Employers and schools will also face internal and external pressures to maintain coverage for contraception. Employee unions, student groups, and individual employees can be expected to stand up for what has become a well-known and popular feature of the ACA. We may also see public campaigns to shame or boycott for-profit corporations and others that decide to jettison contraceptive coverage by suddenly asserting they have a religious or moral objection.
Moreover, employers will likely be influenced by bottom-line considerations in deciding that helping employees avoid unplanned pregnancies—and the related costs and disruptions to their workforce—outweighs any short-term savings from not covering contraception. For example, the National Business Group on Health (a membership group for large employers) recommended coverage of the full range of contraceptives, free of out-of-pocket costs, in a 2007 report, and concluded (relying on actuarial analysis from PricewaterhouseCoopers) that savings from this coverage would exceed the costs.
People Affected By The New Exemptions Will Be Harmed
However, many employers and schools end up making use of the new religious and moral exemptions, their employees, students, and dependents will face challenges affording the contraceptive methods and services they need. That is because the federal requirement has helped to reduce cost barriers to contraceptive use, by ensuring that almost every method is covered by insurance and by eliminating out-of-pocket costs that might otherwise skew people’s contraceptive choices. These cost barriers can be considerable: For instance, without contraceptive coverage, many women would need to pay more than $1,000 out of pocket to start using a highly effective method such as an IUD, contraceptive implant or sterilization; that would amount to nearly one month’s salary for a woman working full-time at the federal minimum wage of $7.25 an hour.
This matters because despite the claims of the Trump administration and other anti-contraception activists, contraceptive use does benefit women and families. Having an informed choice of a full range of contraceptive methods helps people to identify the methods that work best for them at a given point in their life—factoring in ease of use, side effects, contraindications, risk of sexually transmitted infections, desire for confidentiality and control, and many other considerations.

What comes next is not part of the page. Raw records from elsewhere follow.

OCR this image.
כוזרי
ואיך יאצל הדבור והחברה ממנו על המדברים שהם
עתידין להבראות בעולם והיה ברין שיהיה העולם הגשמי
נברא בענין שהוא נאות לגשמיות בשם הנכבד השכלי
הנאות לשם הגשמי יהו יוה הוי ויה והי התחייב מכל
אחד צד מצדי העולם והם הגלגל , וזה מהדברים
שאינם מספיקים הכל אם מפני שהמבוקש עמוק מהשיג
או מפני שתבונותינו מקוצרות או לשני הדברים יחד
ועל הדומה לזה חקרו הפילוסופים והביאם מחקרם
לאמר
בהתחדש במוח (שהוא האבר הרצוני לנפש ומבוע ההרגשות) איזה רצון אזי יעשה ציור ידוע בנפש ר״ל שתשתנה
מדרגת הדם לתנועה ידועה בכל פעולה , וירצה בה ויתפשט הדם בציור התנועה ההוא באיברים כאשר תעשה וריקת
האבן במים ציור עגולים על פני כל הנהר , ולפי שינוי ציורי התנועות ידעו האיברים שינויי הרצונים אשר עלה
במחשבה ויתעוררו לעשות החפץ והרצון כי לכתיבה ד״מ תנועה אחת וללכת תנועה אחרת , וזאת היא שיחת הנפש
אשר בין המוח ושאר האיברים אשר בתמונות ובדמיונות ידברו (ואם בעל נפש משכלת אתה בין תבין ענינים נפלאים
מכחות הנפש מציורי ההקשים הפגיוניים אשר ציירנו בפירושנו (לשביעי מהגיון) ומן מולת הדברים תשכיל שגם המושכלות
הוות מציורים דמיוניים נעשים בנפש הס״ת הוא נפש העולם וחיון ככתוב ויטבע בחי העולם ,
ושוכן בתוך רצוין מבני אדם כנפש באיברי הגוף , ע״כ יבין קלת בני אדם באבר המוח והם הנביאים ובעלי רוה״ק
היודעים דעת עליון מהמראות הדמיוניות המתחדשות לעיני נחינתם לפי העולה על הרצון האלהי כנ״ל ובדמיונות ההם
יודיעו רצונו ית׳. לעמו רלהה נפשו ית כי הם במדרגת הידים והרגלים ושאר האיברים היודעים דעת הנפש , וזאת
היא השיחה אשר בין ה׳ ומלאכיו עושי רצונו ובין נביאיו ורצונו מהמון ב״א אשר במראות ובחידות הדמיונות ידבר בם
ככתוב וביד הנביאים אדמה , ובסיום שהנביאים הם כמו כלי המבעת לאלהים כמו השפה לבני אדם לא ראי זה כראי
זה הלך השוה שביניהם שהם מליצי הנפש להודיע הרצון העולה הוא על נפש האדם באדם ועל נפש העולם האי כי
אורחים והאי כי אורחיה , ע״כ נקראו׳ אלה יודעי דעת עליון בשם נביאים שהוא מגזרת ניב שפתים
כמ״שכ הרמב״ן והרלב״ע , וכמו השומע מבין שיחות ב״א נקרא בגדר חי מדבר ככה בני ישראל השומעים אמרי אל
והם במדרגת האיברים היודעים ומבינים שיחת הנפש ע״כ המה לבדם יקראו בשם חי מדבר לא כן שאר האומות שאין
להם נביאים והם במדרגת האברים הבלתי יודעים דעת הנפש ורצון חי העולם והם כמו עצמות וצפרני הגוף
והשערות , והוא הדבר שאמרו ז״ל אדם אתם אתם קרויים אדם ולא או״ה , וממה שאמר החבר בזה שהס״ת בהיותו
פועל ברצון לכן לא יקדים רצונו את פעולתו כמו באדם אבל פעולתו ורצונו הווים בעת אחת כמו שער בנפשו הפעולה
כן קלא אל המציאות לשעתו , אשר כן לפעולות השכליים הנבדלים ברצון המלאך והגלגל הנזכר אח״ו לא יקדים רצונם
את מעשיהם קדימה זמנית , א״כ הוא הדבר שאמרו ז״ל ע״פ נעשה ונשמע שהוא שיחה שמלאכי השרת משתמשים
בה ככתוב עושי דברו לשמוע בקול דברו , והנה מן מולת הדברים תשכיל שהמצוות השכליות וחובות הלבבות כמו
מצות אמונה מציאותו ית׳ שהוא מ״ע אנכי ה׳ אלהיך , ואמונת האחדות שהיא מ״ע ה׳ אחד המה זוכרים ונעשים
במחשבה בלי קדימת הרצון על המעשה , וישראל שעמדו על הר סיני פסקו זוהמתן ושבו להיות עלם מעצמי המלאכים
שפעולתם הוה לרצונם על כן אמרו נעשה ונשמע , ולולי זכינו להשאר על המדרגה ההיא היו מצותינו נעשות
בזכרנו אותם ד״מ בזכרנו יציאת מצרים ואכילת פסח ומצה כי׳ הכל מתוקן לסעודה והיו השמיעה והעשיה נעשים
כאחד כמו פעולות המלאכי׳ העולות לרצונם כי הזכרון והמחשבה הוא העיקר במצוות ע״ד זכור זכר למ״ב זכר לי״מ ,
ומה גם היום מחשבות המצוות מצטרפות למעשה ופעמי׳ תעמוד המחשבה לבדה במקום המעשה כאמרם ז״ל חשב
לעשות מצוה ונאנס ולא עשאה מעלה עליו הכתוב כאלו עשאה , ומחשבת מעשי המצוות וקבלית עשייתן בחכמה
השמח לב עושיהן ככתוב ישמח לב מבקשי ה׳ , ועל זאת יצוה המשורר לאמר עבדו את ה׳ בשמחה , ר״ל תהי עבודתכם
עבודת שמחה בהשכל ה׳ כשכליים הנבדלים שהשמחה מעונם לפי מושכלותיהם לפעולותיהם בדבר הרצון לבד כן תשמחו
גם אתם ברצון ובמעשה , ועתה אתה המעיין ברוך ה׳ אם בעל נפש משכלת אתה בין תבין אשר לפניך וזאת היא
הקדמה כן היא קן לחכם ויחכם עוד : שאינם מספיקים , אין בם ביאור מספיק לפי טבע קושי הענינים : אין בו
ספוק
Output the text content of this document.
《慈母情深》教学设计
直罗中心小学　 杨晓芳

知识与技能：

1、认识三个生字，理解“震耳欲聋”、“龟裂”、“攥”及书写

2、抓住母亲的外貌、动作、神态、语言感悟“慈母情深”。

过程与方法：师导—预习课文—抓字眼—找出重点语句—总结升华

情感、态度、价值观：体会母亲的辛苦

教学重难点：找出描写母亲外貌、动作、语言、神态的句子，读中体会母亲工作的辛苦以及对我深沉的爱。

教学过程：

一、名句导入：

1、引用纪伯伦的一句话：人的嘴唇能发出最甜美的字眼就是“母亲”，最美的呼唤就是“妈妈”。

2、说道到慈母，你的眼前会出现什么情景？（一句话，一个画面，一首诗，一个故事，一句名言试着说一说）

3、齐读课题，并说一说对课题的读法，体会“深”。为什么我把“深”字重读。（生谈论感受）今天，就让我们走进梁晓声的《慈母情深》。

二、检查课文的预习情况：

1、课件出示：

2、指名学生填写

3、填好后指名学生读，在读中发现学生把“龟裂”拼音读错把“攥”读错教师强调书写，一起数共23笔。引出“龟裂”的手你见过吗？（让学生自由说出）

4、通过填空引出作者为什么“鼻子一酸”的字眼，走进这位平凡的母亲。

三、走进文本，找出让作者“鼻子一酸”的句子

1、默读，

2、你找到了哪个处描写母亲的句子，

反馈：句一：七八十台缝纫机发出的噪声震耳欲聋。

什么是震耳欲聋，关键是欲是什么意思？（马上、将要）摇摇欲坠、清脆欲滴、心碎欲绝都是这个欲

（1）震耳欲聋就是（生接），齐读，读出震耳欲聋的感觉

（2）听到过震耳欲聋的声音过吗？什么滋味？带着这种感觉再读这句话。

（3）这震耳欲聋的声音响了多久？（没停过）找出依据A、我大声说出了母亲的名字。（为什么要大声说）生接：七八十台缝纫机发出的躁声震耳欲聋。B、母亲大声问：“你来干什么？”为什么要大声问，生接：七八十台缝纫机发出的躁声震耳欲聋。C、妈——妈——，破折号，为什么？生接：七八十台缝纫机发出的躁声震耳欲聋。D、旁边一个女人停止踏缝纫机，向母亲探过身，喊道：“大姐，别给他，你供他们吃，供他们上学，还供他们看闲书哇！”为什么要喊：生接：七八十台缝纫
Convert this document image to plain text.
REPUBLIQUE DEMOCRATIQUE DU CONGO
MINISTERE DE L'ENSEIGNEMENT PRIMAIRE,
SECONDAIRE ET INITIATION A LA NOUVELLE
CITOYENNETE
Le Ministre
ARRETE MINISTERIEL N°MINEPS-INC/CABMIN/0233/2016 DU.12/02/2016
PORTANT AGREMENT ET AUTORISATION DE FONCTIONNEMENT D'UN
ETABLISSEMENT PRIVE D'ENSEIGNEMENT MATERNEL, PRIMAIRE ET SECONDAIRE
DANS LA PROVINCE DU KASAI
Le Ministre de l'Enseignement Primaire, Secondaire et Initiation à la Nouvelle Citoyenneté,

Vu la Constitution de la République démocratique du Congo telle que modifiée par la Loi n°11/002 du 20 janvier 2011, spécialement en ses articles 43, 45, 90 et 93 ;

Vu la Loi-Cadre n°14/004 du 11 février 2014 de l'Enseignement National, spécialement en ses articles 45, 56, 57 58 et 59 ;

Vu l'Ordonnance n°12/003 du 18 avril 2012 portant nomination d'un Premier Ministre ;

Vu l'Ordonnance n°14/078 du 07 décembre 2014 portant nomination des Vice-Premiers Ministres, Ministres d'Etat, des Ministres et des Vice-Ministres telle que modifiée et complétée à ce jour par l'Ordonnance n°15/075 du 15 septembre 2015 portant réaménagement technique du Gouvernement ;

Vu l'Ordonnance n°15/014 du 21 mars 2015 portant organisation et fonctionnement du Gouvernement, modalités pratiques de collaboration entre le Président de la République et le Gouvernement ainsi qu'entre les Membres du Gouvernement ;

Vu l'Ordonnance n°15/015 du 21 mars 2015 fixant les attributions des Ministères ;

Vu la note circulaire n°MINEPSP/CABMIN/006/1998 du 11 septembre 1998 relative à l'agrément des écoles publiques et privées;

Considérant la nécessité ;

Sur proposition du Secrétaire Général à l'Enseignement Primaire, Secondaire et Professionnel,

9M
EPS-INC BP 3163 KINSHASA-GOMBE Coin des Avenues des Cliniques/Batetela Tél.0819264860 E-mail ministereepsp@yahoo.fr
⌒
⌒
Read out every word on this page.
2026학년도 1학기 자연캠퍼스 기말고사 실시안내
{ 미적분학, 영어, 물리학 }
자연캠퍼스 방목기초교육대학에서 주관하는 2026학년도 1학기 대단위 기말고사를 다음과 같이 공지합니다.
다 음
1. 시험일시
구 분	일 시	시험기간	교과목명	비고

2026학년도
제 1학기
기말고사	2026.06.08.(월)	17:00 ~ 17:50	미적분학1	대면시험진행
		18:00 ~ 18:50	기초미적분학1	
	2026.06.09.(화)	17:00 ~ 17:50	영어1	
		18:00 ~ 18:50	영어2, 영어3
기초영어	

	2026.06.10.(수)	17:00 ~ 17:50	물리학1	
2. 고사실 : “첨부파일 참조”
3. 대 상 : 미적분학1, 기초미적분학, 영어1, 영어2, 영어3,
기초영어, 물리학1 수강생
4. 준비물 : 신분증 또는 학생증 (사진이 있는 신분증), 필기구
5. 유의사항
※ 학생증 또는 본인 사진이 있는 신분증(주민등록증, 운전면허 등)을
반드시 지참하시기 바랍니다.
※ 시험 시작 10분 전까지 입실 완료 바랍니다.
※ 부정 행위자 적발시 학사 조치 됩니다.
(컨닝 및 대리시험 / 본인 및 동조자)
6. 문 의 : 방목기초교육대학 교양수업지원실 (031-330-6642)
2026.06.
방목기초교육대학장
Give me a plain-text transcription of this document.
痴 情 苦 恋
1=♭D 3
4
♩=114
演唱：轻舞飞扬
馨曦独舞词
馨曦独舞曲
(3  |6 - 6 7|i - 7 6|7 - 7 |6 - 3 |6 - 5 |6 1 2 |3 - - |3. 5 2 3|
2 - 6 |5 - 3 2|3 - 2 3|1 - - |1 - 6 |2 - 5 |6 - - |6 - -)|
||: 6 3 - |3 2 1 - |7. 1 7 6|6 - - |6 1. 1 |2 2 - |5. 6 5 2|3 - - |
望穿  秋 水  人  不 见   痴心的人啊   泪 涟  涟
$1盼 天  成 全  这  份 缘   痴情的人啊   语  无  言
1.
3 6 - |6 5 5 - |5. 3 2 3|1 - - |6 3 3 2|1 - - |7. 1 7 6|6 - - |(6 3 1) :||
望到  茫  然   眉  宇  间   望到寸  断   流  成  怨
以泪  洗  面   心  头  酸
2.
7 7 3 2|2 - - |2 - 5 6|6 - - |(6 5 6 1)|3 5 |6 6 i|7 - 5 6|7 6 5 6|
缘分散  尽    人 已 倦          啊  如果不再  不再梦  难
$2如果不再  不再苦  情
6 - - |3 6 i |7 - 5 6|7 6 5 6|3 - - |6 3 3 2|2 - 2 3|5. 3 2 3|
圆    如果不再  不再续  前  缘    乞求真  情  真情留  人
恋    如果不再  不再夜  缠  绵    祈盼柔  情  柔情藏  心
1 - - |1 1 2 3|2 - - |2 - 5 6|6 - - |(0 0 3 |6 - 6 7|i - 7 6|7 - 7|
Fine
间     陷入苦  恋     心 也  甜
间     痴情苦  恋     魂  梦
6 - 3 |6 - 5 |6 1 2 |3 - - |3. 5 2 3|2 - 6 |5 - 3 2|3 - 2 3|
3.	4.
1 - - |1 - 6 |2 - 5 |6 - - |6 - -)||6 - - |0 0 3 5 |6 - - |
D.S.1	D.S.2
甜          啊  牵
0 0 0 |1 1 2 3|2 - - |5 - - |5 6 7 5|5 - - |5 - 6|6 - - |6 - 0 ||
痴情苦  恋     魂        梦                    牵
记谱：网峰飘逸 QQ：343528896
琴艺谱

Identifying the “right” methods helps people to use them consistently and correctly, greatly improving their chances of avoiding unwanted pregnancies and to plan and space the pregnancies they do want.
That in turn, has additional health benefits: For example, avoiding closely spaced pregnancies reduces the risk of premature birth or low birth weight. Preventing unintended pregnancy can help women manage certain health conditions, such as diabetes, hypertension, and heart disease. Moreover, contraceptive use helps women to meet their educational and employment goals and to support their families. In short, contraceptive coverage matters, and taking away this coverage would be short-sighted and harmful.